Image, audio, and video data, when in codecs is already highly compressed. When you're working with raw (WAV, TIFF, BMP, RAW) datatypes, there's a huge opportunity for compression, but mp3, ogg, mp4, png, gif, jpg, etc., are pretty highly compressed. There's a distinction between lossy (jpg, mp3) and lossless (png, AALC) formats. You get smaller files with lossy formats, but you're actually losing some of the original data, whilst lossless codecs allow fully reconstruction of the original source image, audio, or video.

Your comment about simulated universes gets to a key philosophical question about information, truth, and models. Generally, any representation we have of the universe is at best an abstraction of it, and hence a small, lossy, model.

This needn't necessarily be the case:

https://en.wikipedia.org/wiki/On_Exactitude_in_Science

strbean · on Oct 18, 2019

I think statements about theoretical limits on compression are ignoring emergent properties. We know you can "compress" certain things infinitely; for example, the Mandelbrot set.

Compressing arbitrary inputs using emergent properties may never be practical, but in it seems reasonable that you could trade computation for compression to an arbitrary extent (searching an emergent series for chunks of data that match your input).

willis936 · on Oct 18, 2019

No information we capture has infinite precision anyway, so fractal based compression falls under lossy compression. It is a much more complicated task to identify fundamental limits on lossy compression performance and an even harder task to have a collective agreement on "good enough" for a given purpose.

throwaway_bad · on Oct 18, 2019

I was actually thinking more about natural languages than fractals. Maybe human thought is so utterly derivative you can just generate a random stream of words and it will contain most of the text that humanity will ever produce.

Then it can be compressed down to an index into the libraryofbabel

Aperocky · on Oct 18, 2019

It’s basically conservation of energy/entropy being the reason. As in you cannot violate physics.
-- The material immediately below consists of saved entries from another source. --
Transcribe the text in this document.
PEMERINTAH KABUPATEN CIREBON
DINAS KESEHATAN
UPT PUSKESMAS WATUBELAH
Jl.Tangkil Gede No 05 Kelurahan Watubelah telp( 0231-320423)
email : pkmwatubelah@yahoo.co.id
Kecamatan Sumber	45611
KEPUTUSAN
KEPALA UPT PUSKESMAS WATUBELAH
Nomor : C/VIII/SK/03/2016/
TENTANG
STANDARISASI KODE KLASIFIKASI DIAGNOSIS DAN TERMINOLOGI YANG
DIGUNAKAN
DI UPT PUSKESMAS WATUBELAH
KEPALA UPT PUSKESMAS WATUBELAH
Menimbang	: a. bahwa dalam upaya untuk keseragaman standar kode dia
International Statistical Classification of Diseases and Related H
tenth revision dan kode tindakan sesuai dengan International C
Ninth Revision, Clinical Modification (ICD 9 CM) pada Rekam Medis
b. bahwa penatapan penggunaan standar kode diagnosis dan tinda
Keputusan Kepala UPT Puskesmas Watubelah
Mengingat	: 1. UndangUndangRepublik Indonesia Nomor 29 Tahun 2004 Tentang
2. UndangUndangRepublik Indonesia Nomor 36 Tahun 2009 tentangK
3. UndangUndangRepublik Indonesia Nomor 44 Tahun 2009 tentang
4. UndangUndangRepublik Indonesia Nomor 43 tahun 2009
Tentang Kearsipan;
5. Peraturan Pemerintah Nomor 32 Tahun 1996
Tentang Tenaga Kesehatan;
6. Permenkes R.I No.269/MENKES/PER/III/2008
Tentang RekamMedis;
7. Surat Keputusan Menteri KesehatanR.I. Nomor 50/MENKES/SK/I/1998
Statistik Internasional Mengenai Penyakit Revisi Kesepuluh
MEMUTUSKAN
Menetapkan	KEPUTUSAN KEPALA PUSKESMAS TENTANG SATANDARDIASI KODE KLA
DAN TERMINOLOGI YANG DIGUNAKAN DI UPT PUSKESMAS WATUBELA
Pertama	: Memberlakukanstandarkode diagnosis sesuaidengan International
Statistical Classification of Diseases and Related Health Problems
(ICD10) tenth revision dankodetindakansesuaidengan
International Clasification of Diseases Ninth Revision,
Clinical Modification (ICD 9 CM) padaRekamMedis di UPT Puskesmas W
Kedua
magashna · on Oct 18, 2019

Save Page Now seems huge. It's a real bummer going to old forums for an obscure hobby or fandom only to find all the text and none of the images, music, etc.

btrettel · on Oct 18, 2019

I've had the exact same problem before.

I used to run an old forum that's now just an archive and I've been really meaning to download all the images linked in the posts in case they go offline. At some point during the forum's run I added a file upload feature which seems to have helped a lot (by avoiding external dependencies), but did not solve the problem. Fortunately I believe I have many of the missing images saved, but there very likely are important things missing.

I'm planning to launch a new forum next year and I think I'm going to write a script to periodically archive all images and links posted to the forum. I might make external images not allowed, though that seems rather extreme and might just make people post a link rather than use the upload feature.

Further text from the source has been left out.